A decision on the Downtown Oak Park Colt Building needs to be made in the context of a larger plan for the area, village trustees said Thursday after rejecting two proposals to renovate or redevelop the site.

“Every decision we make [about downtown] impacts the next one,” Trustee Galen Gockel said. “So a decision with respect to [a proposed garage on North Boulevard] would impact development of that Colt Building parcel.”

Previously in the meeting the board discussed the garage project but asked for more information before moving ahead.

The proposals were responses to the village’s request for proposals (RFP) issued last October. One proposal called for renovating the Colt while the other called for tearing it down and redeveloping the site.

The restoration proposal’s developer asked the village for a $4.3 million discount on the Colt property; for the building next-door to the east, 1121-23 Lake St., for free; and for the village to cough up an additional $10.3 million for the project.

“The responses helped us to determine that the total village contribution to preserve the structure would be in the neighborhood of $15 million,” Village President David Pope said after the meeting. “I think that the general sentiment is that that would be a very difficult proposition for the taxpayers of the community to make that sort of an investment, particularly at this time, given the economic challenges that we face across the community.”

The redevelopment response called for tearing down the Colt Building and the 1121-23 Lake St. building, for opening a one-way southbound street from Lake to Westgate, and for a mixed-use building two stories tall on Lake and 10 stories tall on Westgate with first-floor retail. The project would have built 80 condominiums on the site.

The redevelopment project had estimated costs of $40.3 million; its developers asked for a $4 million write-down, or discount, on the Colt’s purchase price.

The board’s decision brings it full-circle to when it voted 4-3 in November 2005 to not approve a downtown “superblock” steering committee’s recommendation in its entirety.

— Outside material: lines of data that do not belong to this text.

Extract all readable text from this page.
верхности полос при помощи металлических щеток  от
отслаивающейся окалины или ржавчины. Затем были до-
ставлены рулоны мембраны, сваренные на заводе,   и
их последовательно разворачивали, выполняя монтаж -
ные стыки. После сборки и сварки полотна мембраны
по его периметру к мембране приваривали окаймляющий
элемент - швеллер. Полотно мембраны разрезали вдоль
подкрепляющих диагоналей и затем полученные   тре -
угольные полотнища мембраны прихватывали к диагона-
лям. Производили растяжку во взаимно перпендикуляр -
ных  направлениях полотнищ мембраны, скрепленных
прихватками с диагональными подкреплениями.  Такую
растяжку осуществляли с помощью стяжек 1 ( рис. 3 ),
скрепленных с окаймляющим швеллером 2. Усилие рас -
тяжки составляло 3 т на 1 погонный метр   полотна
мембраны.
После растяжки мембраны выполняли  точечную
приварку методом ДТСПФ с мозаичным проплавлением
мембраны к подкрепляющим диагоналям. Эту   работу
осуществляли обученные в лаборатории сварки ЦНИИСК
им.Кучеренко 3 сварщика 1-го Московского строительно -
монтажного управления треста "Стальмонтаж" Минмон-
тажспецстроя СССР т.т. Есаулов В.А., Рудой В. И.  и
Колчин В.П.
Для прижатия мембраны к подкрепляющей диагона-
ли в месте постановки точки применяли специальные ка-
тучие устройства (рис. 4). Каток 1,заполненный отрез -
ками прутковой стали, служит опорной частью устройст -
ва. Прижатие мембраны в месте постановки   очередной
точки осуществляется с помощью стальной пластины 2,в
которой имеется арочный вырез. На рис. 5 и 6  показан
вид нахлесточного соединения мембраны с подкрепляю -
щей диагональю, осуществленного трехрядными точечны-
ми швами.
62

The plan called to demolish the Colt, install a north-south street, build a 500-car parking garage on North Boulevard, and open Westgate and the Marion Street mall to auto traffic.

The board decided to reject both Colt proposals in executive session Thursday, making the announcement later at the end of its special meeting.

Pope defended the board’s decision to hold the discussion behind closed doors by saying that, first, the board has the legal right to do so because the responses involved the sale of property, and because “there may be negative ramifications for the village for telegraphing [its] bargaining position with respect to a particular respondent to an RFP.”

After the meeting, Trustee Ray Johnson said there was “some support” on the board for the idea of creating a new street near the Colt site.

While discussing the North Boulevard garage during the meeting, Gockel said he wasn’t convinced of the village’s need for 500 new parking spaces. In that case, the garage–which consultants recommended be L-shaped and require the demolition of the 1145 Westgate building–could be smaller and preserve at least the front portion of 1145 Westgate, which the village also owns.

The 1145 Westgate building is across the street from the Colt Building, and across a parking lot from the Old Navy/TGI Friday’s building.

Gockel’s proposal, though, would mean the parking garage would not have an entrance off of Westgate, as it would with the larger L-shaped design. That illustrates the need to make a number of decisions downtown simultaneously, rather than sequentially, he said. Without a Westgate garage entrance, there seems to be less of a need for a new north-south street.

“All of these decisions will require us to make some decisions with respect to Lake Street,” Gockel said. He suggested redesigning the corridor to improve traffic flow.

Trustees Robert Milstein and Greg Marsey were also concerned about the cost of the garage project, which could include an income-producing use–such as residential, office or convention space–atop the parking area. First-floor retail is planned for the building’s west face.

Village Manager Tom Barwin said his staff will return to the board with more information on the garage project in late summer or early fall.

The board put off discussion of another downtown proposal, which calls for repositioning North Boulevard between Marion Street and Forest Avenue to create development space near the train station.